Quand le rêve devient réalité
Le metteur en scène, Lazare Herson-Macarel, a toujours rêvé de monter Cyrano de Bergerac d’Edmond Rostand. Et lorsqu’il le ferait, cela sera Eddie Chignara qui tiendra le rôle-titre. Quelques années passent, quelques spectacles se suivent et le rêve se transforme en un spectacle concret. Jamais cette pièce n’a arrêté les créations que cela soit au théâtre ou au cinéma, que cela soit en France ou à l’étranger tant que l’imagination est au rendez-vous. Il ne faut pas trop regarder les mises en scène précédentes pour créer, car il faut innover en donnant un nouveau visage.

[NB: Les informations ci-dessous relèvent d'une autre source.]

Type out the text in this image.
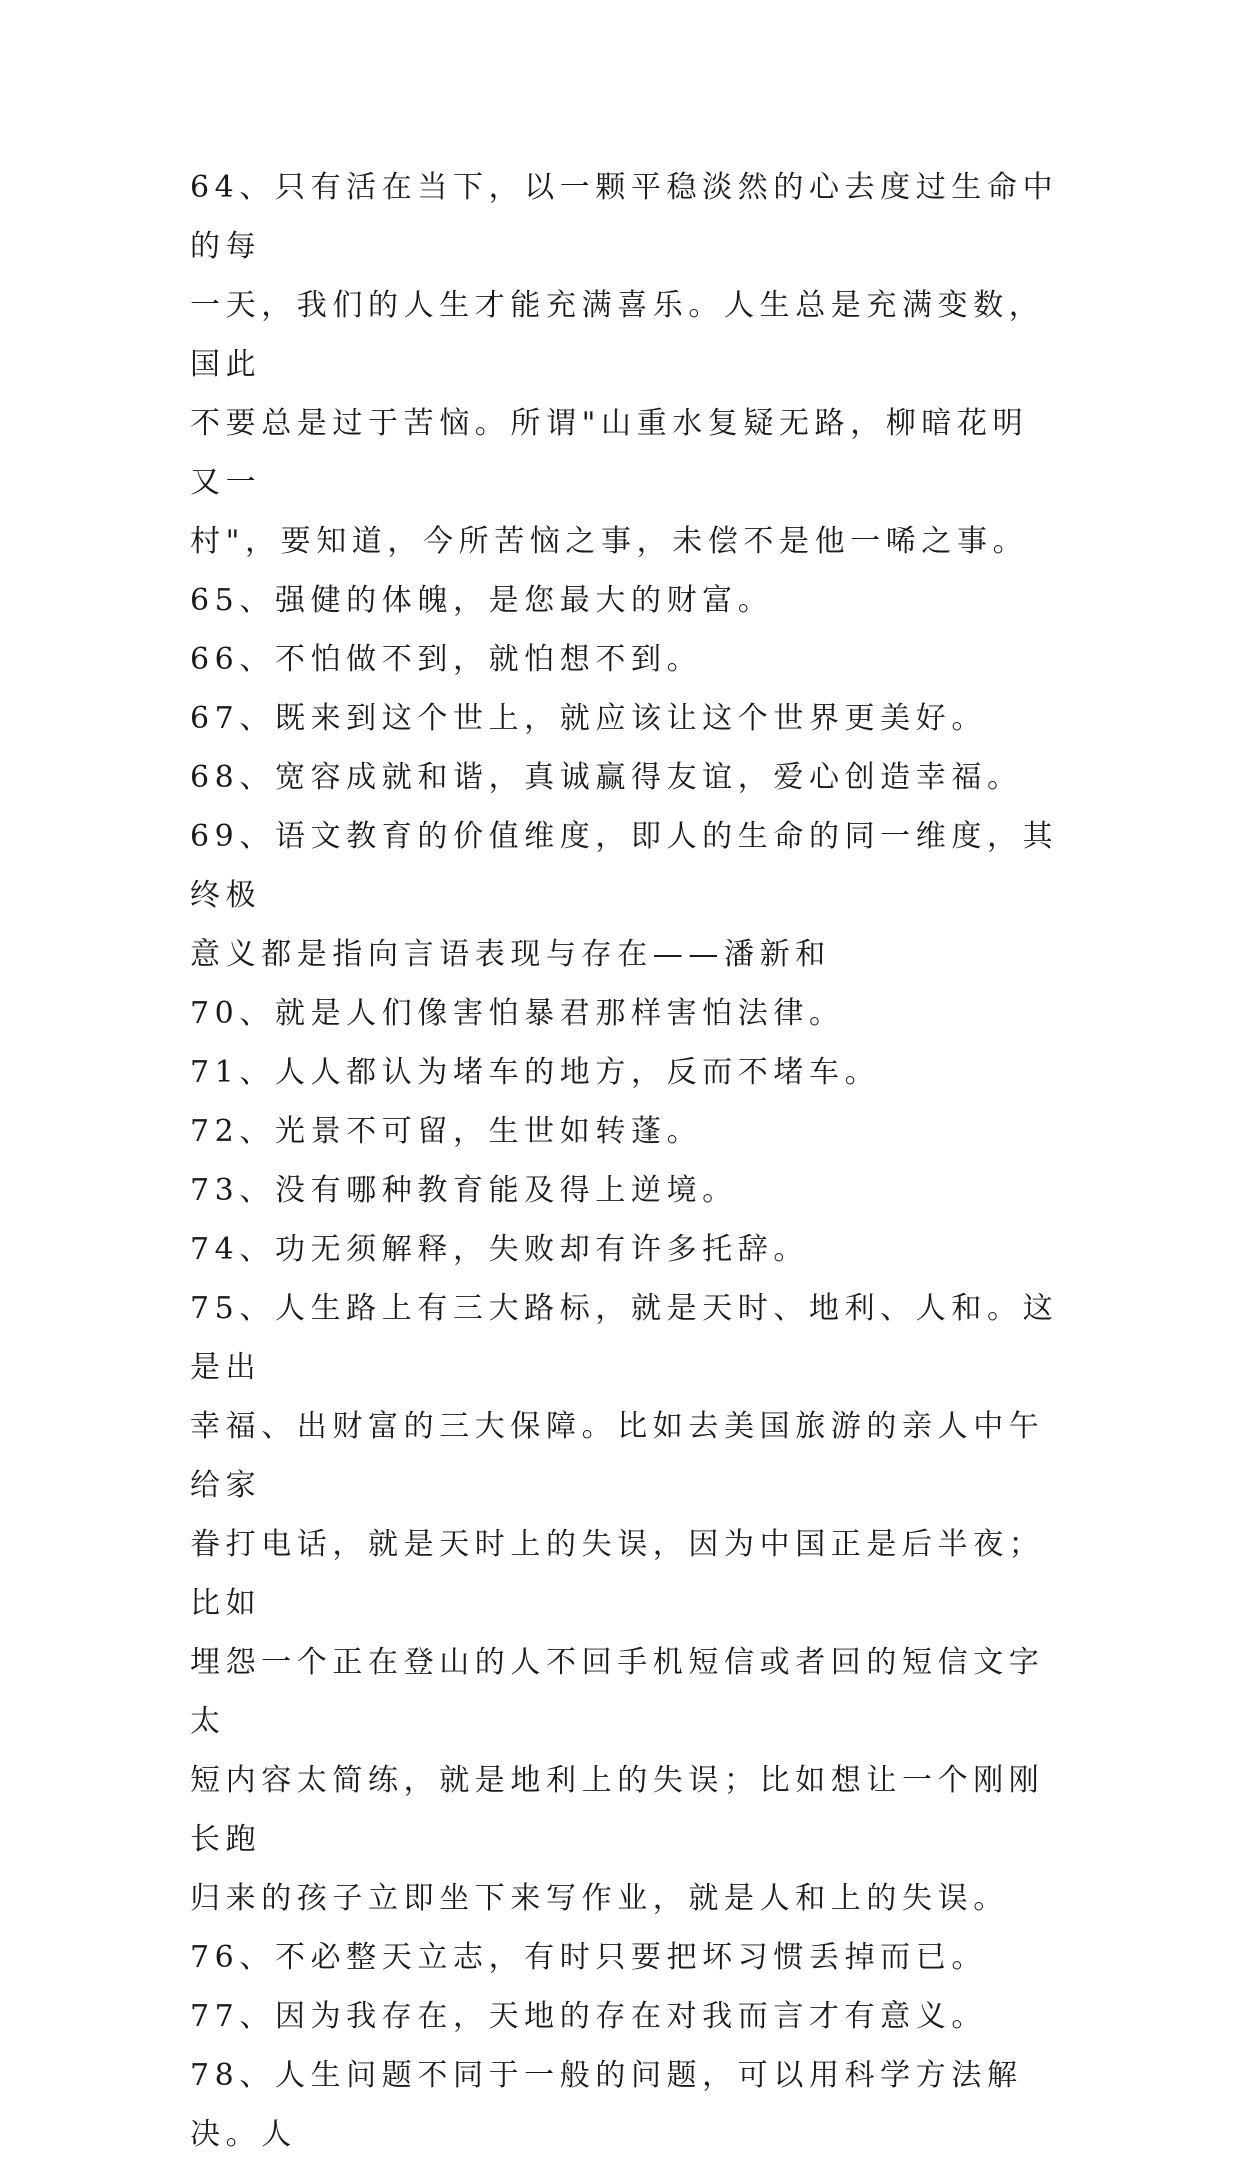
64、只有活在当下，以一颗平稳淡然的心去度过生命中的每
一天，我们的人生才能充满喜乐。人生总是充满变数，国此
不要总是过于苦恼。所谓"山重水复疑无路，柳暗花明又一
村"，要知道，今所苦恼之事，未偿不是他一唏之事。

65、强健的体魄，是您最大的财富。

66、不怕做不到，就怕想不到。

67、既来到这个世上，就应该让这个世界更美好。

68、宽容成就和谐，真诚赢得友谊，爱心创造幸福。

69、语文教育的价值维度，即人的生命的同一维度，其终极
意义都是指向言语表现与存在——潘新和

70、就是人们像害怕暴君那样害怕法律。

71、人人都认为堵车的地方，反而不堵车。

72、光景不可留，生世如转蓬。

73、没有哪种教育能及得上逆境。

74、功无须解释，失败却有许多托辞。

75、人生路上有三大路标，就是天时、地利、人和。这是出
幸福、出财富的三大保障。比如去美国旅游的亲人中午给家
眷打电话，就是天时上的失误，因为中国正是后半夜；比如
埋怨一个正在登山的人不回手机短信或者回的短信文字太
短内容太简练，就是地利上的失误；比如想让一个刚刚长跑
归来的孩子立即坐下来写作业，就是人和上的失误。

76、不必整天立志，有时只要把坏习惯丢掉而已。

77、因为我存在，天地的存在对我而言才有意义。

78、人生问题不同于一般的问题，可以用科学方法解决。人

Un défi de taille que relève à merveille Lazare Herson-Macarel. Très vite, il impose son style pour emmener le spectateur vers un univers particulier. Dès que la lumière s’éteint, les comédiens arrivent de part et d’autre de la salle. Le quatrième mur qui sépare le public de la scène s’écroule. Le spectateur n’est plus un simple regardant, il fait parti intégrante du spectacle. D’ailleurs, les comédiens feront de nouveaux quelques voyages dans le public comme lors de la représentation de Montfleury. Un lien imperceptible se crée alors entre eux et nous.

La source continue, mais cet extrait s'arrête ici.